Несбывшийся ребенок - страница 2
И все же она права, та девочка: если Германия воюет с Польшей, то где же тогда поляки? И где французы с англичанами? Их нет в трамваях и в автобусах. Нет среди отдыхающих в плетеных шезлонгах на берегу Мюггельзее. Нет в кинотеатрах и в варьете. Каждый день жители Берлина поднимают головы к небу, высматривая признаки войны. И каждую ночь город погружается в темноту по правилам светомаскировки. Погасли знаменитые неоновые вывески: больше не искрится бокал с вином «Дайнхард», и мавр в тюрбане не несет шоколад «Саротти». А люди, как и прежде, катаются на лодках по Ванзее, устраивают пикники в Тиргартене и загорают на лужайках Фридрихсхайна. Ходят поезда, стучат часы, собаки задирают лапы. Мужчины пьют пиво, женщины примеряют перчатки, дети ходят в зоопарк и слушают, как визжат мартышки, и смотрят, как слоны закладывают в рот сено. Они гладят львят и кормят мишек, как младенцев, молоком из бутылочки, а орангутанги, попрошайничая, протягивают руки сквозь решетки и до невозможности походят на жадин из школьных учебников. Кстати, школы снова открылись, и дети учатся тихо сидеть и слушаться старших, переписывать и повторять, делить и вычитать. Бояться нечего. Да, окна в подвале заложены мешками с песком, но это заурядная предосторожность. Небо совершенно чистое.
– Все в порядке, – говорит папа Зиглинде, показывая на газетные заголовки, отчего кончик его пальца становится черным.

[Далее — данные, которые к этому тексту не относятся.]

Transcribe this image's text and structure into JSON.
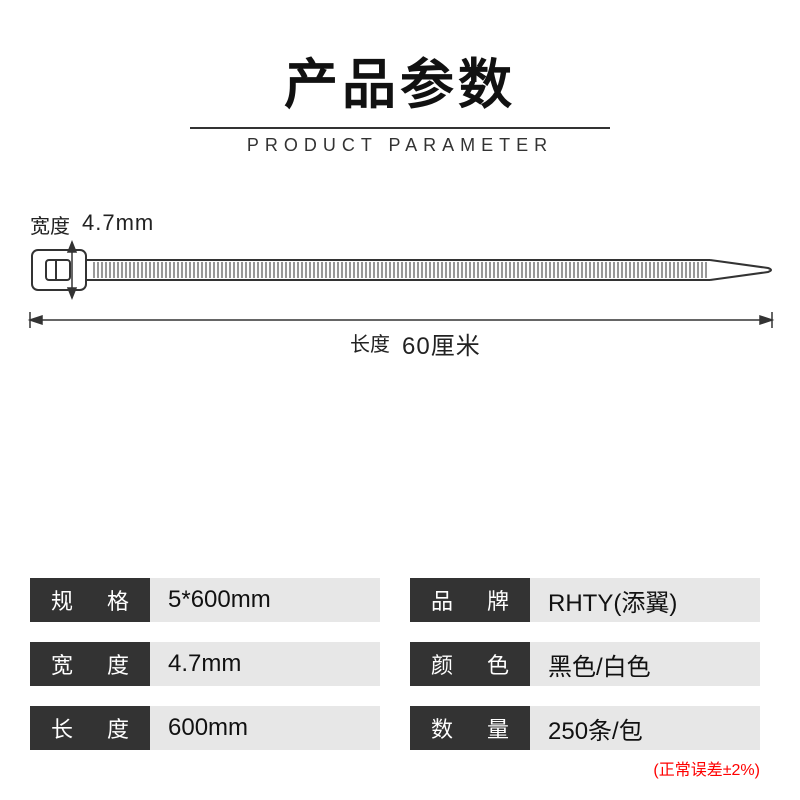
{
  "header": {
    "title_cn": "产品参数",
    "title_en": "PRODUCT PARAMETER"
  },
  "diagram": {
    "width_label": "宽度",
    "width_value": "4.7mm",
    "length_label": "长度",
    "length_value": "60厘米",
    "line_color": "#333333",
    "stroke_width": 1.5
  },
  "specs": {
    "rows": [
      {
        "left_label": "规 格",
        "left_value": "5*600mm",
        "right_label": "品 牌",
        "right_value": "RHTY(添翼)"
      },
      {
        "left_label": "宽 度",
        "left_value": "4.7mm",
        "right_label": "颜 色",
        "right_value": "黑色/白色"
      },
      {
        "left_label": "长 度",
        "left_value": "600mm",
        "right_label": "数 量",
        "right_value": "250条/包"
      }
    ],
    "label_bg": "#333333",
    "label_color": "#ffffff",
    "value_bg": "#e7e7e7",
    "value_color": "#111111",
    "font_size_label": 22,
    "font_size_value": 24
  },
  "footnote": {
    "text": "(正常误差±2%)",
    "color": "#ff0000"
  }
}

Просто засилье хороших новостей!
– Видишь? Немецкий народ счастлив и защищен. У нас вдоволь еды. Какие бомбы?
Ворона сидит на карнизе и смотрит, как Зиглинда помогает маме на кухне. Маленькие черные глазки то устремляются прямо на девочку, то рыскают по стеклу в поисках входа. Это раздражает Зиглинду, она открывает окно, и птица улетает куда-то в темноту внутреннего двора-колодца, который, как дыра, зияет в сердце их дома. Зиглинда тут же закрывает створку, она знает, что высовываться из окон и подсматривать за соседями запрещено, как запрещено сквернословить, плеваться и громко разговаривать в подъезде. Таковы правила, записанные в журнале у коменданта. Все старательно делают вид, что уважают неприкосновенность частной жизни и не лезут в чужие дела.
Иногда, в качестве поощрения, папа берет Зиглинду с собой в кафе. (Представляете? Отец! Я и не мечтал о подобном.) Они идут в «Kranzler» на бульваре Курфюрстендамм и сидят там под полосатыми навесами, рассматривая прогуливающихся дам в нарядных шляпках, или в «Haus Fraterland» на Потсдамской площади, где зал украшен серебряными пальмовыми ветвями и ежечасно раздается оглушительный бой часов. Папа дает Зиглинде попробовать свой кофе, и она делает большой глоток, как взрослая, хоть ей и не нравится горький вкус. Зато венский шоколадный торт быстро поправляет дело. Глядя на дочь сквозь маленькие круглые очки, папа улыбается, и под взглядом его серых глаз Зиглинде становится спокойно и хорошо. Ни у кого из ее подруг нет такого доброго отца. Его темные волосы всегда аккуратно причесаны, и он умеет вырезать затейливые фигурки из бумаги. По пути домой папа показывает ей интересные места: фонтан «Прометей» на Гарденбергштрассе, балкон, довольно потертый, с которого кайзер произнес: «Сегодня все мы – немецкие братья, и только немецкие братья». Когда они подходят к своему дому на Кантштрассе, папа, как джентльмен, придерживает дверь и под руку ведет ее во двор – в их вечно темный двор, где солнца не бывает даже в самый ясный день и где зимою всегда лежит снег. Ее нарядные туфли стучат каблучками по непрогретой брусчатке, вокруг поднимаются ряды неосвещенных окон. Они проходят мимо отгороженных мусорных баков, мимо стойки для выбивания ковров, мимо песочницы с покосившимися замками. Прошлой весной Зиглинда посадила бархатцы в вязкую почву рядом с крыльцом, но они так и не взошли.